Ce sont des sujets douloureux et les mesures à prendre sont soit contraignantes pour la population et les professionnels de santé, soit pénalisantes financièrement. Qui plus est, dans notre pays, il n’y a pas une santé nationale comme il y a une éducation nationale. Il n’y a pas eu de Jules Ferry de la santé. La sensibilité du public est très importante sur ces questions, il y a une charge émotionnelle très forte qui inquiète souvent les politiques.

Claude Le Pen

professeur d’économie à l’université Paris-Dauphine

Qu’est-ce qu’une politique de santé de droite et une politique de santé de gauche ?

Des thèmes qui reviennent avec une certaine identité à droite et à gauche. La gauche met l’accent sur la maladie comme phénomène social, résultante du stress au travail, de l’environnement. Pour la droite, la maladie est plutôt biologique. La gauche insistera sur les soins collectifs, sur l’hôpital, les centres de santé, alors que la droite mettra plus l’accent sur le secteur libéral. En matière économique, la gauche voudra encadrer l’offre de soins tandis que la droite responsabilisera l’assuré, par les franchises médicales, le ticket modérateur. C’est un peu caricatural puisque les gouvernements combinent un peu tous ces thèmes en fonction des circonstances. Ces clivages sont plus idéologiques que politiques.

Le PLFSS actuellement en discussion au Parlement est-il de droite ?

Donner une couleur politique au PLFSS est une affaire compliquée. Quand on regarde les PLFSS depuis le gouvernement Juppé, il est difficile de trouver des notes qui soient franchement de droite ou de gauche. Les choses sont plutôt liées aux relations tissées entre les professionnels de santé et le gouvernement, à un moment donné. Regardez les tensions qu’il y a eu entre Roselyne Bachelot, lorsqu’elle était ministre de la Santé, et les professionnels de santé.

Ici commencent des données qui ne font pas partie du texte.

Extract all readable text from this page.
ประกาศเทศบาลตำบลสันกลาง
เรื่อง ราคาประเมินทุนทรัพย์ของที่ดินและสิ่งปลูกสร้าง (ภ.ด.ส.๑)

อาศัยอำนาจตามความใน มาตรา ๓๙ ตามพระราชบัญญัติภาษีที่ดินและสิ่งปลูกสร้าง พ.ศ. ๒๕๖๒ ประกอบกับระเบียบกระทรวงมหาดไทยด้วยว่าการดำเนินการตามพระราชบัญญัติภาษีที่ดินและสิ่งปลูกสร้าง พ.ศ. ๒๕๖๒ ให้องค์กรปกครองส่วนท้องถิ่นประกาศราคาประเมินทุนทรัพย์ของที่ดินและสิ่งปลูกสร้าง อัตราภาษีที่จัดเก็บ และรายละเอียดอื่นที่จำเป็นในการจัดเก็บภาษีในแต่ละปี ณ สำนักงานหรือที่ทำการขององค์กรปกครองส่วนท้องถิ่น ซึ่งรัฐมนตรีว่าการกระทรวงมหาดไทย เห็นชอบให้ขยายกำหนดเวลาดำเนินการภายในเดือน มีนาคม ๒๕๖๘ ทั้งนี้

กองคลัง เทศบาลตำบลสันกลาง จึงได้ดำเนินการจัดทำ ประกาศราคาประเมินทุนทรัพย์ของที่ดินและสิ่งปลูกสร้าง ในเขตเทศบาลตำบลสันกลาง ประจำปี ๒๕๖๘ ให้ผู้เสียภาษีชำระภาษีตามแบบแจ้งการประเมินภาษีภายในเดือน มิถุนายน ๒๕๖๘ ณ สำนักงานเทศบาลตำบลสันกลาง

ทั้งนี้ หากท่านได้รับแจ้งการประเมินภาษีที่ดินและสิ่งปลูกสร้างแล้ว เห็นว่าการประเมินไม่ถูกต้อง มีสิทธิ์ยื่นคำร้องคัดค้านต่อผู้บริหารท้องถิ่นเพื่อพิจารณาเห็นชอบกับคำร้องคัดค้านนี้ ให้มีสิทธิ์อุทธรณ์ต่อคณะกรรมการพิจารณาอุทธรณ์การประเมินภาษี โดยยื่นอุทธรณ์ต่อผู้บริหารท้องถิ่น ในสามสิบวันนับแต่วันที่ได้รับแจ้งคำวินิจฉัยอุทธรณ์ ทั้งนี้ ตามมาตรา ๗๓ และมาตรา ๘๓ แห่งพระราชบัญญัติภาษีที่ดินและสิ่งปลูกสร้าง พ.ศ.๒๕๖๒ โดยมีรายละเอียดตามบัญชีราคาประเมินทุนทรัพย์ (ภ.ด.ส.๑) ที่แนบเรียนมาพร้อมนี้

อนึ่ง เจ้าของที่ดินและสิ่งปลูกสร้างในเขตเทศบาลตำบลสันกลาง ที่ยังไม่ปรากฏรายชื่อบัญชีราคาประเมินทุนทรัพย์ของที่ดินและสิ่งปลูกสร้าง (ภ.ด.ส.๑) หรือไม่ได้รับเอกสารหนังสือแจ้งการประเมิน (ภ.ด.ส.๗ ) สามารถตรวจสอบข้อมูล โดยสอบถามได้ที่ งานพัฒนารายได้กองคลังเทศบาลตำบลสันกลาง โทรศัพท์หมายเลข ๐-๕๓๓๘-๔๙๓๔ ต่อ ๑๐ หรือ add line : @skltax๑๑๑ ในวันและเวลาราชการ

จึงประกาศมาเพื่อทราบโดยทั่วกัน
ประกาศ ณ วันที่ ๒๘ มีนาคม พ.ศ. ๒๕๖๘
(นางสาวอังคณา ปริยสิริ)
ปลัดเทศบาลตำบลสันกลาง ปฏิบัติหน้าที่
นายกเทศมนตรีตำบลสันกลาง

Les questions de santé feront-elles débat d’ici le printemps 2012 ?

On va retrouver le sujet de la désertification médicale, parce que c’est un sujet transversal, qui touche les élus locaux. Mais les idées en la matière divergent : au sein même du parti socialiste, certains prônent des mesures autoritaires, et d’autres, l’incitation. On peut voir un clivage similaire au sein des élus de la majorité. Rien n’est noir ou blanc : si vous prenez les franchises médicales, les candidats de gauche n’ont pas dit vouloir les abroger. Pour une raison simple, elles rapportent 800 millions d’euros par an. On entendra sans doute la gauche dire qu’il y a des renoncements aux soins, que l’hôpital public est en déshérence, etc. Mais elle ne supprimera pas la tarification à l’activité, pas plus que la loi HPST. La majorité défendra son bilan. On aura sans doute un débat sur le financement, avec l’idée d’une fusion de la CSG avec l’impôt sur le revenu. Mais cela entrera dans le cadre de la politique de financement public, pas dans celle de la santé.